We need to overwrite the __builtins__ variable but the eval function in Python takes as an argument an expression not a statement. In python the = operator defines a statement which makes it impossible to use as a part of an expression, which btw sometimes makes some logic annoying to express. To fix it Python developers decided to add the walrus operator := which serves the same purpose as normal equal operator but can be used in expressions instead.
If you’re not accustomed to thinking in terms of programming language’s gramma this might be confusing to you, so there are some examples to make the difference between an expression and statement clearer:
# This is an if statement
if SomeExpressionThere: pass
# This is an example expression
2+2 == 4
Does the equal sign needs to be a statement? No, and there are more expression based languages like Rust where equal sign defines an expression, not a statement. But Python isn’t one of them.
What’s __builtins__?
Python is full of magic variables with double underscores, also called dunders, that define how the language behaves and this variable is one of them. Usually inside of this variable we can find all the python built-in functions like print, eval, input, etc. that are exposed to us in the global namespace even though we didn’t import anything. We can overwrite this variable so we have access to different functions in our payload like if they were built-ins. I want to import code, so I can get a shell with code.interact().
Why Do We Need A Lambda?
If we try the example solution without a lambda it doesn’t work which might be confusing. Through some experimentation we can see that Python still uses the old __builtins__ from before the overwrite within the context of our expression. So we somehow need to get a new context without leaving the expression. This is where out lambda will be useful.
Getting The Flag
After we get the shell, getting the flag is trivial.
>>> import os
>>> os.system('ls')
flag-a0d6b8185c3677d985e6fb346b3f88b1.txt
run
0
>>> os.system('cat flag-a0d6b8185c3677d985e6fb346b3f88b1.txt')

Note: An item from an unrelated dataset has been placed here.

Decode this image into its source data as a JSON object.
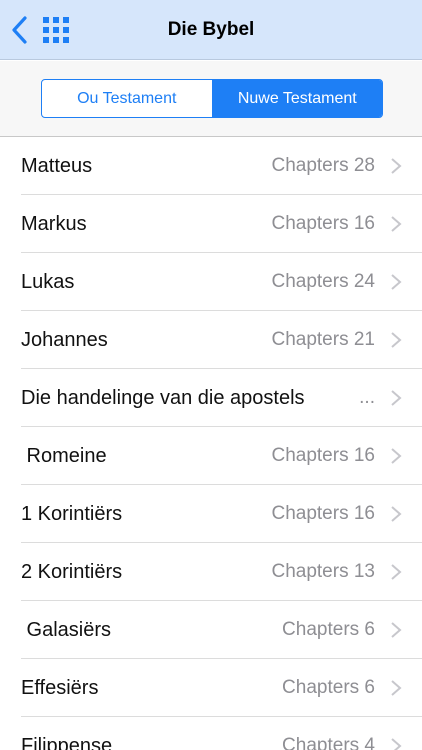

actf{c0uln7_g3t_1t_7o_w0rk_0n_python39_s4dge}
TI
The Challenge
My friend sent me this town simulator. I can’t seem to beat it. Can you help me?

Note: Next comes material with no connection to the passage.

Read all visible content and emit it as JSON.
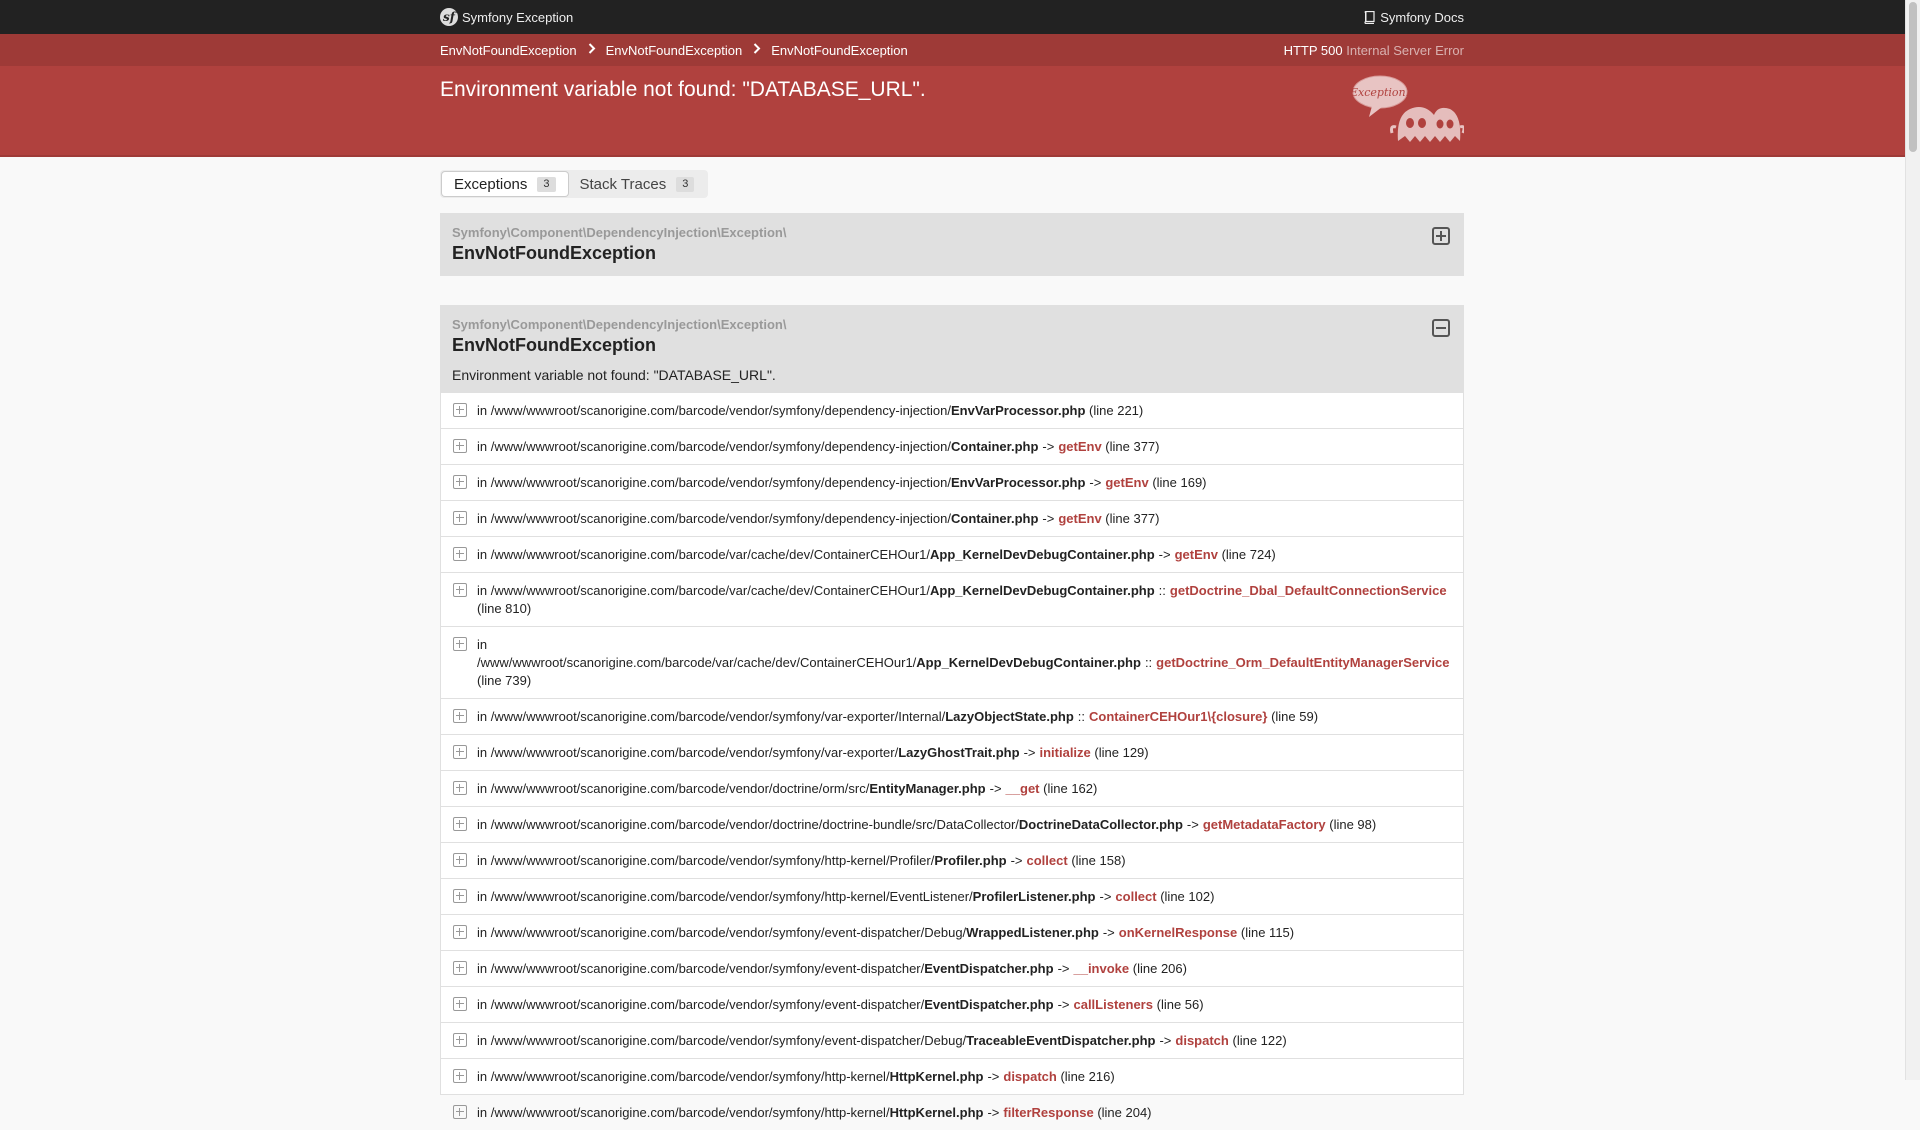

According to file we’re given a TI-83+ calculator program.
➜ angstrom file ~/Downloads/TOWN.8xp
/home/tabun-dareka/Downloads/TOWN.8xp: TI-83+ Graphing Calculator (assembly program)
First before trying anything I was silently hoping that maybe the flag is encoded by a byte xor but I checked the file for that in the REPL and nothing appeared, so that was an failed try. So we will be defaulting to running an emulator and continue with that.
The Setup
I wasn’t the first to look at this challenge in my team and my teammate Sn0w helped me with the initial setup, so I don’t really know anything specific about it, I will just take you through the steps to get it running.

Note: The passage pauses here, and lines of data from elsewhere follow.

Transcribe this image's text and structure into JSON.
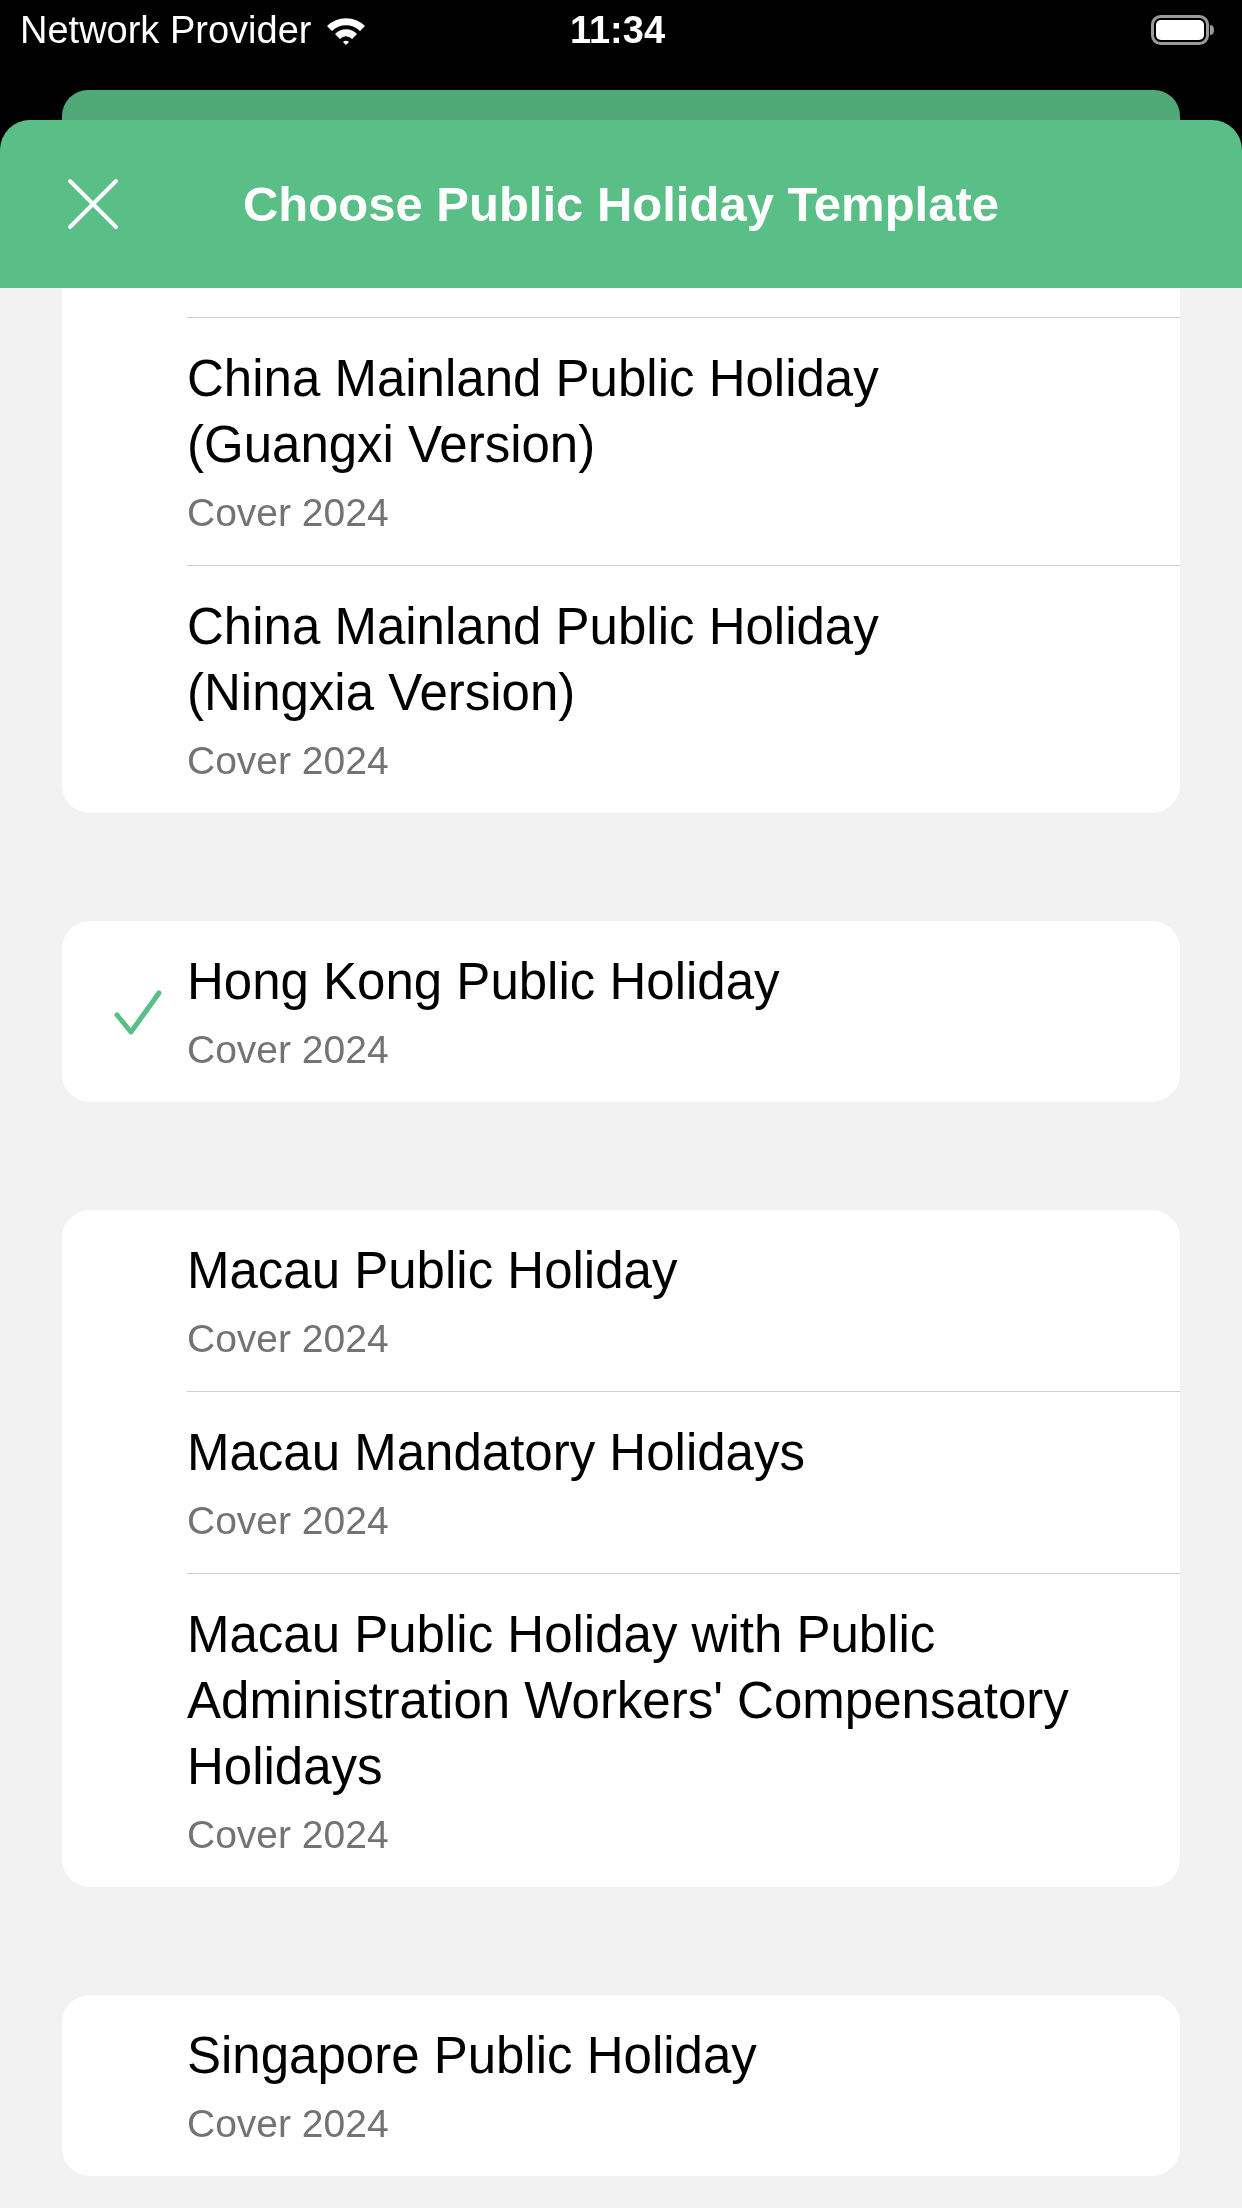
{
  "status_bar": {
    "carrier": "Network Provider",
    "time": "11:34"
  },
  "header": {
    "title": "Choose Public Holiday Template"
  },
  "sections": [
    {
      "items": [
        {
          "title": "China Mainland Public Holiday (Guangxi Version)",
          "subtitle": "Cover 2024",
          "selected": false
        },
        {
          "title": "China Mainland Public Holiday (Ningxia Version)",
          "subtitle": "Cover 2024",
          "selected": false
        }
      ]
    },
    {
      "items": [
        {
          "title": "Hong Kong Public Holiday",
          "subtitle": "Cover 2024",
          "selected": true
        }
      ]
    },
    {
      "items": [
        {
          "title": "Macau Public Holiday",
          "subtitle": "Cover 2024",
          "selected": false
        },
        {
          "title": "Macau Mandatory Holidays",
          "subtitle": "Cover 2024",
          "selected": false
        },
        {
          "title": "Macau Public Holiday with Public Administration Workers' Compensatory Holidays",
          "subtitle": "Cover 2024",
          "selected": false
        }
      ]
    },
    {
      "items": [
        {
          "title": "Singapore Public Holiday",
          "subtitle": "Cover 2024",
          "selected": false
        }
      ]
    }
  ]
}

This is the emulator we used: https://github.com/CE-Programming/CEmu This is the ROM we used (top-most one): https://tiroms.weebly.com
To send all the things into the calculator emulator go to the Variables tab and do it there.
After that go to the Keypad tab and press prgm button to load the files.
After that we get a menu from which we can select the town executable.
You can type letters and do everything in the calculator through the Keypad tab.
Exploring The Emulator
Before doing anything it’s worth to see what’s there in the emulator. It turns out the emulator has a quite powerful debugging tools which we will be abusing. Memory inspection, disassembly, breakpoints, watchpoints, even saving and restoring the whole state. After playing a little bit with moving all the windows around etc., this is how my setup looked like (I changed from dark theme to light theme in KDE cuz the colors in the emulator like the dark blue in the disassembly looked horrible with a dark theme):
First Screen
At the beginning the program asks us for a name. This is basically a simple crackme with a twist that it’s from an calculator emulator. In the Memory tab we can search for the string we entered and put a watchpoint there, so it triggers a breakpoint while the password checking code is reading it. You can add the watchpoint by rightclicking the selected byte and choosing the right option.
And surely as expected it triggers a watchpoint while comparing two strings.
To be honest I haven’t even read the assembly there but we can see that we have two pointers stored in the registers in the CPU Status tab. DE points to our string and HL points to some other string CE C RELEASE. Now when we try to type this string into the input it takes us to a second screen.
Second Screen
I won’t show you what each npc says cuz pasting those screenshots into a markdown file gets pretty annoying, but every one of them gives you a hint related to the final password check during option one. Basically:
- “Your pass to get in will lead you further”, so the final password is somehow related to the first one.
- “Index 5”, so we’re starting from the fifth index, so probably the password is related to the string “RELEASE”
- “Alternates to end”, ???, noone in our team guessed what this hint is trying to say.
- Takes an input and mirrors it, so for example for “123” we’re returned “123321”
So now during the second password we use the same trick with the watchpoints from the first password check. Now we’re taken to the second password checker but this time there’s no second string in the registers. By stepping a little we can see how the values in the registers change. Again I havent read almost any assembly cuz I’m too lazy for it.
We can observe our letter being loaded into the a register, then some other letter being loaded into the l register, and then they are compared. So we can make an obvious guess that the password is loaded into the l register. We can put a breakpoint at
D1AD9C BD cp a,l
and read the password letter by letter. Boom! We got the password: “RLAE”. After putting it in we get a flag but it appears corrupted. :/
Now I made just an educated guess based on the hints and instead typed “RLAEEALR” and we got the full flag: actf{e4sy_80_4ss3embIy7}.